Diesen Abend, als Western seiner Flasche überdrüssig war, spielte sie alle seine Lieblingsstücke dreimal durch, ohne sich darum bitten zu lassen. Dies gefiel dem guten Squire so sehr, daß er von dem Canapee aufsprang, seiner Tochter einen Kuß gab und versicherte, sie habe sich seit einiger Zeit im Spiele sehr vervollkommnet. Sie benutzte diese Gelegenheit, um ihr Tom gegebenes Versprechen zu lösen, und es gelang ihr auch so wohl, daß der Squire erklärte, wenn sie ihm noch eines seiner Lieblingslieder spiele, würde er den nächsten Morgen die Klage gegen den Jäger zurücknehmen. Das Lied wurde also noch ein und noch einmal gespielt, bis der Zauber der Musik den alten Herrn in Schlaf lullte. Am nächsten Morgen verfehlte Sophie nicht, ihn an sein Versprechen zu erinnern, und der Squire ließ auch seinem Advocaten sogleich sagen, er möge in der Sache gegen den Jäger nicht weiter vorschreiten, sondern dieselbe niederschlagen.

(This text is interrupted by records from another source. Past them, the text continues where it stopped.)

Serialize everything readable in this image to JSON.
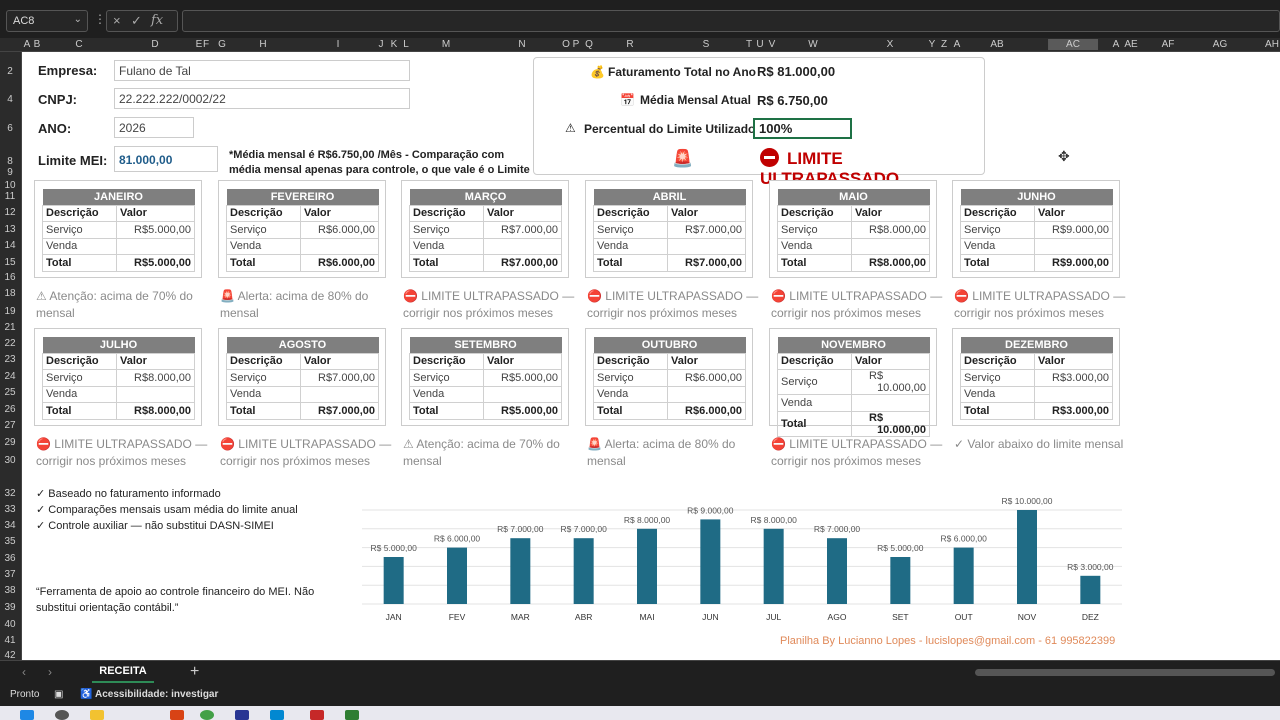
{
  "formula_bar": {
    "name_box": "AC8",
    "cancel_icon": "×",
    "enter_icon": "✓",
    "fx": "fx",
    "formula": ""
  },
  "columns": [
    "A",
    "B",
    "C",
    "D",
    "E",
    "F",
    "G",
    "H",
    "I",
    "J",
    "K",
    "L",
    "M",
    "N",
    "O",
    "P",
    "Q",
    "R",
    "S",
    "T",
    "U",
    "V",
    "W",
    "X",
    "Y",
    "Z",
    "A",
    "AB",
    "AC",
    "A",
    "AE",
    "AF",
    "AG",
    "AH"
  ],
  "rows": [
    "2",
    "4",
    "6",
    "8",
    "9",
    "10",
    "11",
    "12",
    "13",
    "14",
    "15",
    "16",
    "18",
    "19",
    "21",
    "22",
    "23",
    "24",
    "25",
    "26",
    "27",
    "29",
    "30",
    "32",
    "33",
    "34",
    "35",
    "36",
    "37",
    "38",
    "39",
    "40",
    "41",
    "42"
  ],
  "form": {
    "empresa_label": "Empresa:",
    "empresa_value": "Fulano de Tal",
    "cnpj_label": "CNPJ:",
    "cnpj_value": "22.222.222/0002/22",
    "ano_label": "ANO:",
    "ano_value": "2026",
    "limite_label": "Limite MEI:",
    "limite_value": "81.000,00",
    "note": "*Média mensal é R$6.750,00 /Mês - Comparação com média mensal apenas para controle, o que vale é o Limite Anual"
  },
  "summary": {
    "faturamento_label": "Faturamento Total no Ano",
    "faturamento_value": "R$ 81.000,00",
    "media_label": "Média Mensal Atual",
    "media_value": "R$ 6.750,00",
    "percentual_label": "Percentual do Limite Utilizado",
    "percentual_value": "100%",
    "status": "LIMITE ULTRAPASSADO"
  },
  "table_headers": {
    "descricao": "Descrição",
    "valor": "Valor",
    "servico": "Serviço",
    "venda": "Venda",
    "total": "Total",
    "currency": "R$"
  },
  "months": [
    {
      "name": "JANEIRO",
      "servico": "5.000,00",
      "total": "5.000,00",
      "msg": "⚠ Atenção: acima de 70% do mensal"
    },
    {
      "name": "FEVEREIRO",
      "servico": "6.000,00",
      "total": "6.000,00",
      "msg": "🚨 Alerta: acima de 80% do mensal"
    },
    {
      "name": "MARÇO",
      "servico": "7.000,00",
      "total": "7.000,00",
      "msg": "⛔ LIMITE ULTRAPASSADO — corrigir nos próximos meses"
    },
    {
      "name": "ABRIL",
      "servico": "7.000,00",
      "total": "7.000,00",
      "msg": "⛔ LIMITE ULTRAPASSADO — corrigir nos próximos meses"
    },
    {
      "name": "MAIO",
      "servico": "8.000,00",
      "total": "8.000,00",
      "msg": "⛔ LIMITE ULTRAPASSADO — corrigir nos próximos meses"
    },
    {
      "name": "JUNHO",
      "servico": "9.000,00",
      "total": "9.000,00",
      "msg": "⛔ LIMITE ULTRAPASSADO — corrigir nos próximos meses"
    },
    {
      "name": "JULHO",
      "servico": "8.000,00",
      "total": "8.000,00",
      "msg": "⛔ LIMITE ULTRAPASSADO — corrigir nos próximos meses"
    },
    {
      "name": "AGOSTO",
      "servico": "7.000,00",
      "total": "7.000,00",
      "msg": "⛔ LIMITE ULTRAPASSADO — corrigir nos próximos meses"
    },
    {
      "name": "SETEMBRO",
      "servico": "5.000,00",
      "total": "5.000,00",
      "msg": "⚠ Atenção: acima de 70% do mensal"
    },
    {
      "name": "OUTUBRO",
      "servico": "6.000,00",
      "total": "6.000,00",
      "msg": "🚨 Alerta: acima de 80% do mensal"
    },
    {
      "name": "NOVEMBRO",
      "servico": "10.000,00",
      "total": "10.000,00",
      "msg": "⛔ LIMITE ULTRAPASSADO — corrigir nos próximos meses"
    },
    {
      "name": "DEZEMBRO",
      "servico": "3.000,00",
      "total": "3.000,00",
      "msg": "✓ Valor abaixo do limite mensal"
    }
  ],
  "bullets": [
    "✓ Baseado no faturamento informado",
    "✓ Comparações mensais usam média do limite anual",
    "✓ Controle auxiliar — não substitui DASN-SIMEI"
  ],
  "quote": "“Ferramenta de apoio ao controle financeiro do MEI. Não substitui orientação contábil.”",
  "credit": "Planilha By Lucianno Lopes - lucislopes@gmail.com - 61 995822399",
  "chart_data": {
    "type": "bar",
    "categories": [
      "JAN",
      "FEV",
      "MAR",
      "ABR",
      "MAI",
      "JUN",
      "JUL",
      "AGO",
      "SET",
      "OUT",
      "NOV",
      "DEZ"
    ],
    "values": [
      5000,
      6000,
      7000,
      7000,
      8000,
      9000,
      8000,
      7000,
      5000,
      6000,
      10000,
      3000
    ],
    "data_labels": [
      "R$ 5.000,00",
      "R$ 6.000,00",
      "R$ 7.000,00",
      "R$ 7.000,00",
      "R$ 8.000,00",
      "R$ 9.000,00",
      "R$ 8.000,00",
      "R$ 7.000,00",
      "R$ 5.000,00",
      "R$ 6.000,00",
      "R$ 10.000,00",
      "R$ 3.000,00"
    ],
    "ylim": [
      0,
      10000
    ],
    "bar_color": "#1f6b85",
    "grid": true
  },
  "tabs": {
    "active": "RECEITA",
    "add": "+"
  },
  "status": {
    "ready": "Pronto",
    "accessibility": "Acessibilidade: investigar"
  }
}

Tom's Erfolg in dieser Sache wurde bald in der ganzen Gegend bekannt und man sprach verschiedene Meinungen darüber aus; einige rühmten seine Handlung als höchst lobenswerth, andere lachten höhnisch und sagten, es sei kein Wunder, wenn ein Taugenichts den andern liebe. Der 158 junge Blifil zumal war höchst erbittert. Er hatte lange den schwarzen Georg in demselben Maße gehaßt, wie Jones ihn liebte, nicht weil derselbe ihm jemals etwas zu Leide gethan, sondern in Folge seiner großen Liebe für Religion und Tugend, denn der schwarze Georg stand in dem Rufe, keineswegs religiös zu sein. Blifil meinte also, diese Handlung Tom's sei zum Trotz gegen Allworthy geschehen und erklärte mit großer Betrübniß, es sei kein anderer Grund zu erdenken, warum er einem so schlechten Menschen so viel Gutes erweise.

Thwackum und Square sprachen eben so. Sie waren jetzt (besonders der letztere) auf den jungen Jones wegen der Wittwe höchst eifersüchtig, denn er näherte sich dem zwanzigsten Jahre, war wirklich ein hübscher junger Mann und die Dame schien ihn wirklich jeden Tag mehr für einen solchen zu halten.

Allworthy ließ sich durch ihre Böswilligkeit nicht bewegen. Er erklärte vielmehr, er sei über das, was Jones gethan habe, sehr erfreut, und die Ausdauer, die Redlichkeit der Freundschaft verdiene alles Lob und äußerte zuletzt, er wünsche, er könne häufiger Beispiele von dieser Tugend sehen.

Das Schicksal, das selten solche Menschen liebt, wie unsern Freund Tom, wahrscheinlich weil dieselben ihm nicht mehr Huldigungen darbringen, gab indeß allen seinen Handlungen eine ganz andere Wendung und zeigte sie dem Herrn Allworthy in einem weit ungünstigeren Lichte, als der gute Herr dieselben bis dahin betrachtet hatte.